Galactic Pancake Mystery Solved
mOoZik writes "According to the BBC, Astronomers have figured out why a series of small galaxies surrounding the Milky Way are distributed around it in the shape of a pancake. Theorists believed that the eleven dwarf galaxy companions should have a diffuse, spherical arrangement, but a University of Durham team used a supercomputer to show how the galaxies could take the pancake form without challenging cosmological theory."
This sounds a little like planetary formation. What if these 'halos' were really rings, due to some sort of spin in the original setup? Do they have to be a 3-dimensional halo? I am not an astronomer, but it sounds reasonable to me - could someone please explain this?
Quoth the server, "404."
without challenging cosmological theory
Isn't it supposed to be about challenging current theories?
I've got a slightly more than average knowledge base on cosmology (though maybe not more than your average slashdotter). I've read a few books, but one thing I've never cleared up: Why do galaxies form in flat spirals and pancaks, and not in gravitationally stable spheres? Is there a simple reason I'm missing?
-dave
http://millionnumbers.com/ - own the number of your dreams
Asking why is metaphysical in (at) the end :)
Anyway, there they have some more readable info
CC.
TaijiQuan (Huang, 5 loosenings)
The most irritating part of being an astronomer must be constantly defending the allocation of millions of dollars of public funds on whatever it is that they do.
A major new theory in regards to the shape and spacing of galaxies; what difference does it make to anyone?
Any bible-thumping corrupt two-bit schmuck of a politician can come up with a reason why the millions of dollars spent on astronomical research would better be directed towards one of his campaign contributers. And there are lots of those politicians nowdays.
So how actually do the astronomers keep all this money flowing their way? I would suspect that astronomy is 80% math and computer programming now instead of primarily star-gazing.
In the past, it wasn't this hard to justify the astronomers.

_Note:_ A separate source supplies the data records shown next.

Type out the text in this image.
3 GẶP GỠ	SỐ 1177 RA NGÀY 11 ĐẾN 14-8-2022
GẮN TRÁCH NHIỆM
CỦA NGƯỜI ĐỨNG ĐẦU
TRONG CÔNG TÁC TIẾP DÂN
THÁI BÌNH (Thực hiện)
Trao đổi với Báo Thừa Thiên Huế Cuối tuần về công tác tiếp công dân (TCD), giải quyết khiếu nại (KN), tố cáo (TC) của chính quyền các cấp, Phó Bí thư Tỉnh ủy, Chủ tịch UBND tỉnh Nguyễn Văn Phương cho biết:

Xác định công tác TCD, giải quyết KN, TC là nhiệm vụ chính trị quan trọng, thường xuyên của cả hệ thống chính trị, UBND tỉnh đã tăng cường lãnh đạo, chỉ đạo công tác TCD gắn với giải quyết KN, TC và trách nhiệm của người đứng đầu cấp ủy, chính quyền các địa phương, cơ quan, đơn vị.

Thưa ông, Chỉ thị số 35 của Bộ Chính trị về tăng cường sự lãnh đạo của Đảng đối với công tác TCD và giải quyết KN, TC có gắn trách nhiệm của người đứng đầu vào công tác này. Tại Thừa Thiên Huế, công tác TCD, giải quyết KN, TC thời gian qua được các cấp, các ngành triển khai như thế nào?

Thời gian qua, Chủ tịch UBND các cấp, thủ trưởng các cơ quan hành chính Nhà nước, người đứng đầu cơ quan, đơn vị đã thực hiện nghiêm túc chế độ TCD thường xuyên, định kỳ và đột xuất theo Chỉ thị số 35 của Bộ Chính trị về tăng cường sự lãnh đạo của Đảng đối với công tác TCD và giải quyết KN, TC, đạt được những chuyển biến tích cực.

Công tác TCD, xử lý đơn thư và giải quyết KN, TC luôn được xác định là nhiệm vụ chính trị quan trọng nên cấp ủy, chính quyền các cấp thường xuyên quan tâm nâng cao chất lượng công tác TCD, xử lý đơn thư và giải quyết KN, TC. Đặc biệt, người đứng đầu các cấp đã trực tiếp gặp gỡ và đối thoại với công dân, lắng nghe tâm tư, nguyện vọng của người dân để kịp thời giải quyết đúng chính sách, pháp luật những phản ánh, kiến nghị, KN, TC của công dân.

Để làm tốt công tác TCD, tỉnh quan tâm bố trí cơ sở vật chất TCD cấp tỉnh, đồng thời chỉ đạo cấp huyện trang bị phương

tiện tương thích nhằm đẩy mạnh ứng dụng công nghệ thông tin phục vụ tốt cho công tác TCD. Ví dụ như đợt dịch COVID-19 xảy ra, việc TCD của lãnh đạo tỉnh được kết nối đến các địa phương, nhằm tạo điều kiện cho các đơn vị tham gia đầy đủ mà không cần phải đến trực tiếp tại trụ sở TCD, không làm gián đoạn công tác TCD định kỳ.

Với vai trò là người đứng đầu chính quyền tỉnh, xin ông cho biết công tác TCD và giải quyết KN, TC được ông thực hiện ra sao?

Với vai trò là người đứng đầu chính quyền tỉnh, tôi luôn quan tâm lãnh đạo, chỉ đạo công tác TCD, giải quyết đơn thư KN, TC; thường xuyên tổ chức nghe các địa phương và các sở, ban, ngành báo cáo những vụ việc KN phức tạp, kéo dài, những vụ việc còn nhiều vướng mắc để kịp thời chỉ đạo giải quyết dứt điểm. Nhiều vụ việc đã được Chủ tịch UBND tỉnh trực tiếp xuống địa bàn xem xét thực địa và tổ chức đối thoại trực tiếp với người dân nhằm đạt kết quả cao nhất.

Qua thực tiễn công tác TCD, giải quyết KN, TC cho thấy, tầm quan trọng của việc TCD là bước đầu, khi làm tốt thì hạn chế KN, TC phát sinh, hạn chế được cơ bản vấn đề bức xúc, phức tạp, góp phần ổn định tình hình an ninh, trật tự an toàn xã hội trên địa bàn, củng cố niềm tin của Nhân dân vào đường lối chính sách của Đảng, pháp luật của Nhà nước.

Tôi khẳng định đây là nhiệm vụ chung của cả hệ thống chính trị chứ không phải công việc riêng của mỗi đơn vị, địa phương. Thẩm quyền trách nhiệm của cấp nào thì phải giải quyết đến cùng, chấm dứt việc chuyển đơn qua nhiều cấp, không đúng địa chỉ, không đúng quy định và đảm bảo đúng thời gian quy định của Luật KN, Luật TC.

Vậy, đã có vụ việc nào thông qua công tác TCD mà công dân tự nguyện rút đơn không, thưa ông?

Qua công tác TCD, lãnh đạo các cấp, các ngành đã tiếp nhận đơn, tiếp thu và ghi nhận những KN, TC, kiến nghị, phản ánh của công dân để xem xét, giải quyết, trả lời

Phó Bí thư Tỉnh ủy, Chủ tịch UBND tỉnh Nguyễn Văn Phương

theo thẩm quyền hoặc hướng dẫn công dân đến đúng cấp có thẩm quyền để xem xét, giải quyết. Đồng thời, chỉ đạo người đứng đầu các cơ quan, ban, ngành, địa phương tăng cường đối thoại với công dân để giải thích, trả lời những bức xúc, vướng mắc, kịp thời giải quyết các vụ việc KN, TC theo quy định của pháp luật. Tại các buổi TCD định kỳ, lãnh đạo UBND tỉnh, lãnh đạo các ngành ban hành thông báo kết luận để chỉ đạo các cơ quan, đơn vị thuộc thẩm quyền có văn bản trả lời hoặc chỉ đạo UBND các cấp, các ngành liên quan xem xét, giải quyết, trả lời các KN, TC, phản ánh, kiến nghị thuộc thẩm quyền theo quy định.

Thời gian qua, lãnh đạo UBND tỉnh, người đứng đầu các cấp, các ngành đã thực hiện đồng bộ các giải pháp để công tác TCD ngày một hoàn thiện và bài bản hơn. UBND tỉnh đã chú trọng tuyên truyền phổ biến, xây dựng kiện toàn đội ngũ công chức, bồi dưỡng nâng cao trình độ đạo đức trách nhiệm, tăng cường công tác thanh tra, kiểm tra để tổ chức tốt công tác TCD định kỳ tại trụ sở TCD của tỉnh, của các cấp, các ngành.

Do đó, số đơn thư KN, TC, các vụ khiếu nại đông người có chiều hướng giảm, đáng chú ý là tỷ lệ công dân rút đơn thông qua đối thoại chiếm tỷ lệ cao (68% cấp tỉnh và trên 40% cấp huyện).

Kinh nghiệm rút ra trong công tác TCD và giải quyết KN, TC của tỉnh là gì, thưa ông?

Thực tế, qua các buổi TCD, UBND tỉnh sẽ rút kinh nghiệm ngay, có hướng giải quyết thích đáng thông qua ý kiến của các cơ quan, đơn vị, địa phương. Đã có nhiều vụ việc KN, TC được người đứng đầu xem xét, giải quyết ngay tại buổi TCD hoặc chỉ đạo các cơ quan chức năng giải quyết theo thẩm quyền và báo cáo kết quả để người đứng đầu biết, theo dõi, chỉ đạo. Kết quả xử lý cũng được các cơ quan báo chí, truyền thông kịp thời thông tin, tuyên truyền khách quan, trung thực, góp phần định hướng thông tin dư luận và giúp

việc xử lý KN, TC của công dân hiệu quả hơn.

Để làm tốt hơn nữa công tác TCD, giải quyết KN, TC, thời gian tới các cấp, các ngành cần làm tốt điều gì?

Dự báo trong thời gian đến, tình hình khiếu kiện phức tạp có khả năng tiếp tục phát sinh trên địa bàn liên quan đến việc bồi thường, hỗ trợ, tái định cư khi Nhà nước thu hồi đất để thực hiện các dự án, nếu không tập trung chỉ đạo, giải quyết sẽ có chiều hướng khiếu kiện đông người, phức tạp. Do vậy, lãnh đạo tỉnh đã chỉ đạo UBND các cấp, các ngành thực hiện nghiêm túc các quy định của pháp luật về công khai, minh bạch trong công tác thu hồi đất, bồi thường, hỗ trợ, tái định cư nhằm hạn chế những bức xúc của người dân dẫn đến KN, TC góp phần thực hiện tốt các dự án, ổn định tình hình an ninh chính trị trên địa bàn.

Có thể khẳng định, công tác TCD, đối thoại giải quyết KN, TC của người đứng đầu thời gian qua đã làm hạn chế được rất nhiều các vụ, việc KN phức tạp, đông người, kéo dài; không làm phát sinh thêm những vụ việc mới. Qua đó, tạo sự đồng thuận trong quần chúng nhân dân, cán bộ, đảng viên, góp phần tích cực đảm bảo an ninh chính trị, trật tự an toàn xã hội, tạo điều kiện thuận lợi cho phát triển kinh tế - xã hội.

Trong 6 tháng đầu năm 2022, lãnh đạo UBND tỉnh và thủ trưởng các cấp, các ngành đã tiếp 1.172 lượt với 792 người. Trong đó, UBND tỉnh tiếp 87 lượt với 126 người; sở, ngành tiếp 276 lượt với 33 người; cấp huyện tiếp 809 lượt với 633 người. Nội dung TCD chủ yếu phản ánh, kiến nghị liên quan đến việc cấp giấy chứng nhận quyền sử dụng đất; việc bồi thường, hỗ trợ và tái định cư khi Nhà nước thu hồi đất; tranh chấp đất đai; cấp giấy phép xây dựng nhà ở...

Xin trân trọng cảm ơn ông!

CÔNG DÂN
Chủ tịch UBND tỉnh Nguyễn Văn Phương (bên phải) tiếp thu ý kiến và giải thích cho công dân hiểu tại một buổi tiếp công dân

Gods ruled the stars; kings ruled the people by the grace of the gods; astronomers interpreted the movement of the stars to convince the people that the gods still favored the king, and the king saw to it that the astronomers got plenty of money.
Astronomical research was important in navigation and agriculture. When to plant and which direction to steer when out-of-sight of land was critically important. But real extraterrestial knowledge came slowly. It was only four hundred years ago that Westerners realized that the Earth moved around the sun.
Today the most interesting about astronomy isn't theories about objects billions of miles away, it's how astronomers justify spending millions of dollars looking at objects billions of miles away.